Simply put, the Commerce Clause allows the Federal Government to regulate any activity that affects interstate commerce.
How is the Commerce Clause authorize the passage of federal law?
It is the most commonly employed justification for the passage of federal laws affecting citizens and businesses within the US.
In reality, almost any sort of business activity affects interstate commerce and thus falls under the regulatory authority of the Federal Government.
The Federal Government does not, however, have the authority to regulate an activity that is carried out solely within a state's borders and has no discernible effect on interstate commerce.
- Example: The Federal Government may prohibit discrimination by hotels and theaters that serve individuals crossing state lines.

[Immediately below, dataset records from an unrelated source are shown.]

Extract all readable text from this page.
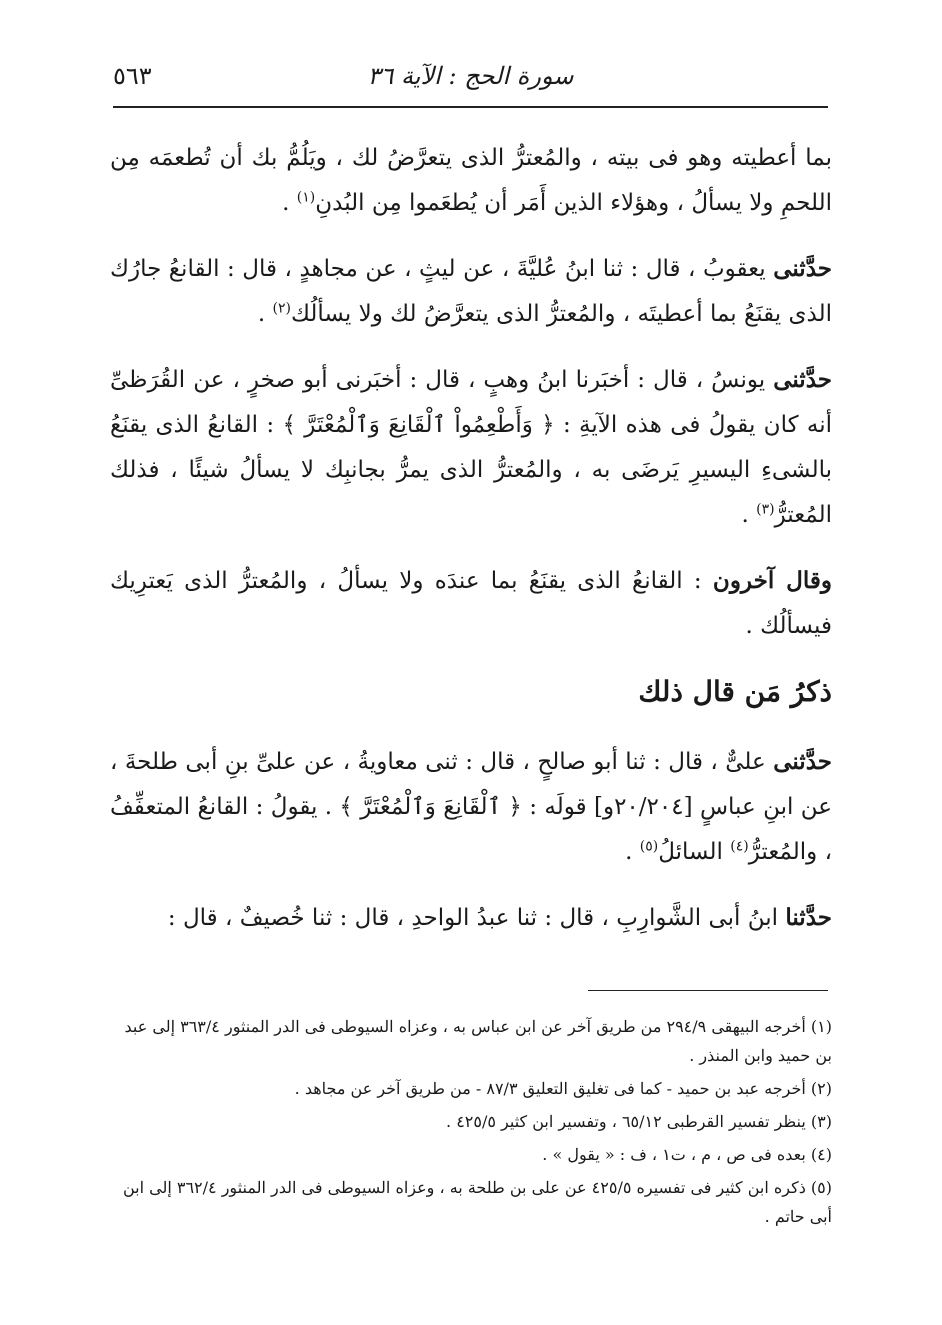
سورة الحج : الآية ٣٦
٥٦٣

بما أعطيته وهو فى بيته ، والمُعترُّ الذى يتعرَّضُ لك ، ويَلُمُّ بك أن تُطعمَه مِن اللحمِ ولا يسألُ ، وهؤلاء الذين أَمَر أن يُطعَموا مِن البُدنِ$^{(١)}$ .

حدَّثنى يعقوبُ ، قال : ثنا ابنُ عُليَّةَ ، عن ليثٍ ، عن مجاهدٍ ، قال : القانعُ جارُك الذى يقنَعُ بما أعطيتَه ، والمُعترُّ الذى يتعرَّضُ لك ولا يسألُك$^{(٢)}$ .

حدَّثنى يونسُ ، قال : أخبَرنا ابنُ وهبٍ ، قال : أخبَرنى أبو صخرٍ ، عن القُرَظىِّ أنه كان يقولُ فى هذه الآيةِ : ﴿ وَأَطْعِمُواْ ٱلْقَانِعَ وَٱلْمُعْتَرَّ ﴾ : القانعُ الذى يقنَعُ بالشىءِ اليسيرِ يَرضَى به ، والمُعترُّ الذى يمرُّ بجانبِك لا يسألُ شيئًا ، فذلك المُعترُّ$^{(٣)}$ .

وقال آخرون : القانعُ الذى يقنَعُ بما عندَه ولا يسألُ ، والمُعترُّ الذى يَعترِيك فيسألُك .

ذكرُ مَن قال ذلك

حدَّثنى علىٌّ ، قال : ثنا أبو صالحٍ ، قال : ثنى معاويةُ ، عن علىِّ بنِ أبى طلحةَ ، عن ابنِ عباسٍ [٢٠/٢٠٤و] قولَه : ﴿ ٱلْقَانِعَ وَٱلْمُعْتَرَّ ﴾ . يقولُ : القانعُ المتعفِّفُ ، والمُعترُّ$^{(٤)}$ السائلُ$^{(٥)}$ .

حدَّثنا ابنُ أبى الشَّوارِبِ ، قال : ثنا عبدُ الواحدِ ، قال : ثنا خُصيفٌ ، قال :

(١) أخرجه البيهقى ٢٩٤/٩ من طريق آخر عن ابن عباس به ، وعزاه السيوطى فى الدر المنثور ٣٦٣/٤ إلى عبد بن حميد وابن المنذر .

(٢) أخرجه عبد بن حميد - كما فى تغليق التعليق ٨٧/٣ - من طريق آخر عن مجاهد .

(٣) ينظر تفسير القرطبى ٦٥/١٢ ، وتفسير ابن كثير ٤٢٥/٥ .

(٤) بعده فى ص ، م ، ت١ ، ف : « يقول » .

(٥) ذكره ابن كثير فى تفسيره ٤٢٥/٥ عن على بن طلحة به ، وعزاه السيوطى فى الدر المنثور ٣٦٢/٤ إلى ابن أبى حاتم .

It would not, however, be able to prohibit an individual from raising plants for personal consumption on private land, when the seeds for those plants do not originate outside of the state and the plants produced will never be sold commercially or transferred outside of the state.
What is a State's Police Power?
Unless an area of law is expressly reserved for federal regulation, states have the authority to pass laws based upon their Police Power. This has been interpreted to mean the state's ability to legislate for the health, morals, and safety of its citizens.
What is the Dormant Commerce Clause?
The state law cannot intend to regulate or substantially conflict with interstate commerce. The "substantially-conflict-with" provision is known as the Dormant Commerce Clause.